98.13

Ode ao Zé

Marcos Alvito 12 de agosto de 2017

Poderia ser uma homenagem ao incomparável Zé Bebelo, personagem de Grande sertão: veredas, sujeito capaz de ser corajoso e inteligente ao mesmo tempo, segundo seu amigo Riobaldo. Poderia ser uma declaração pública de admiração pelo maior intelectual vivo do Brasil, o craque do toque sutil e profundo do pensamento, o querido Zé Miguel Wisnik. E haveria muitos outros zés famosos e indiscutíveis a louvar.
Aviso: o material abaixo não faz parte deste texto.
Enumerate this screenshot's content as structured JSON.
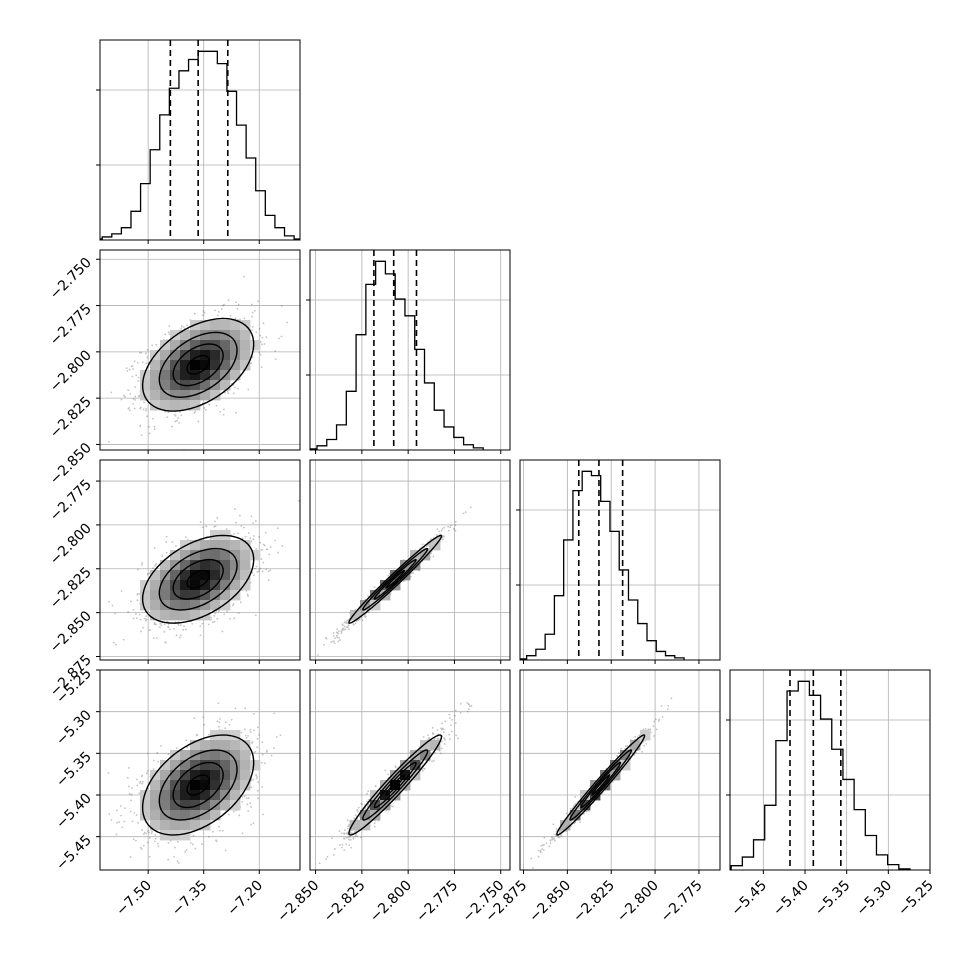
{
  "chart_data": {
    "type": "corner",
    "parameters": [
      {
        "range": [
          -7.63,
          -7.09
        ],
        "ticks": [
          "-7.50",
          "-7.35",
          "-7.20"
        ],
        "tick_values": [
          -7.5,
          -7.35,
          -7.2
        ],
        "quantiles": [
          -7.44,
          -7.365,
          -7.285
        ],
        "mean": -7.365,
        "sd": 0.075
      },
      {
        "range": [
          -2.853,
          -2.745
        ],
        "ticks": [
          "-2.850",
          "-2.825",
          "-2.800",
          "-2.775",
          "-2.750"
        ],
        "tick_values": [
          -2.85,
          -2.825,
          -2.8,
          -2.775,
          -2.75
        ],
        "quantiles": [
          -2.8185,
          -2.8078,
          -2.7955
        ],
        "mean": -2.807,
        "sd": 0.0125
      },
      {
        "range": [
          -2.877,
          -2.763
        ],
        "ticks": [
          "-2.875",
          "-2.850",
          "-2.825",
          "-2.800",
          "-2.775"
        ],
        "tick_values": [
          -2.875,
          -2.85,
          -2.825,
          -2.8,
          -2.775
        ],
        "quantiles": [
          -2.8435,
          -2.832,
          -2.8185
        ],
        "mean": -2.831,
        "sd": 0.0125
      },
      {
        "range": [
          -5.49,
          -5.25
        ],
        "ticks": [
          "-5.45",
          "-5.40",
          "-5.35",
          "-5.30",
          "-5.25"
        ],
        "tick_values": [
          -5.45,
          -5.4,
          -5.35,
          -5.3,
          -5.25
        ],
        "quantiles": [
          -5.418,
          -5.39,
          -5.357
        ],
        "mean": -5.388,
        "sd": 0.03
      }
    ],
    "hist_counts": [
      [
        1,
        3,
        6,
        12,
        28,
        55,
        88,
        122,
        148,
        165,
        176,
        184,
        184,
        172,
        145,
        112,
        80,
        48,
        24,
        12,
        4,
        1
      ],
      [
        1,
        4,
        10,
        24,
        56,
        110,
        158,
        180,
        168,
        144,
        128,
        96,
        64,
        38,
        22,
        12,
        5,
        2
      ],
      [
        1,
        4,
        10,
        24,
        60,
        112,
        158,
        176,
        172,
        148,
        120,
        84,
        56,
        34,
        18,
        8,
        4,
        2
      ],
      [
        1,
        4,
        12,
        28,
        60,
        120,
        166,
        175,
        162,
        140,
        112,
        84,
        56,
        32,
        14,
        5,
        1
      ]
    ],
    "correlations": {
      "1-0": 0.45,
      "2-0": 0.45,
      "2-1": 0.985,
      "3-0": 0.45,
      "3-1": 0.965,
      "3-2": 0.985
    },
    "grid": true,
    "quantile_lines": "dashed"
  }
}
Mas, na contracorrente, prefiro fazer o elogio de outro Zé. Um Zé achincalhado, agredido, atacado em prosa e verso no Twitter, Facebook, Whatsapp, jornal, rádio, tevê simples e cabo. Sim, venho aqui fazer o elogio do agora ex-técnico do Clube de Regatas do Flamengo, Zé Ricardo.

Não se trata de um debate sobre futebol. E sim do futebol enquanto mercadoria midiática. O Zé foi notícia quando de repente alçado, quase que por acidente, ao comando do Flamengo. Os bons resultados iniciais fizeram dele quase uma unanimidade, uma “revelação” como se diz no mundo do futebol sem dúvida espelhando um vocabulário religioso. Era como se ele fosse São Zé Ricardo. Mas depois de um tempo isso deixa de ser notícia, perde seu valor.

Então, como se ele fosse de repente o técnico mais experiente do mundo, como se o Flamengo tivesse um elenco parelho ao do Barcelona (à época de Neymar), todos começaram a cobrar dele “resultados”. Boa parte dos discursos é assustadora. Pelo simplismo e pelo conteúdo mercantil. O Flamengo gastou. O Flamengo comprou. Zé Ricardo tem que produzir. Num país onde a mentalidade escravista parece nunca terminar, onde os jogadores ainda são tranquilamente chamados de peças.

26/04/2017- Curitiba- PR, Brasil- Taça libertadores- Atlético-PR x Flamengo na Arena da Baixada Fotos: Gilvan de Souza / Flamengo
O técnico Zé Ricardo quando dirigia o Flamengo. Foto: Gilvan de Souza/Flamengo.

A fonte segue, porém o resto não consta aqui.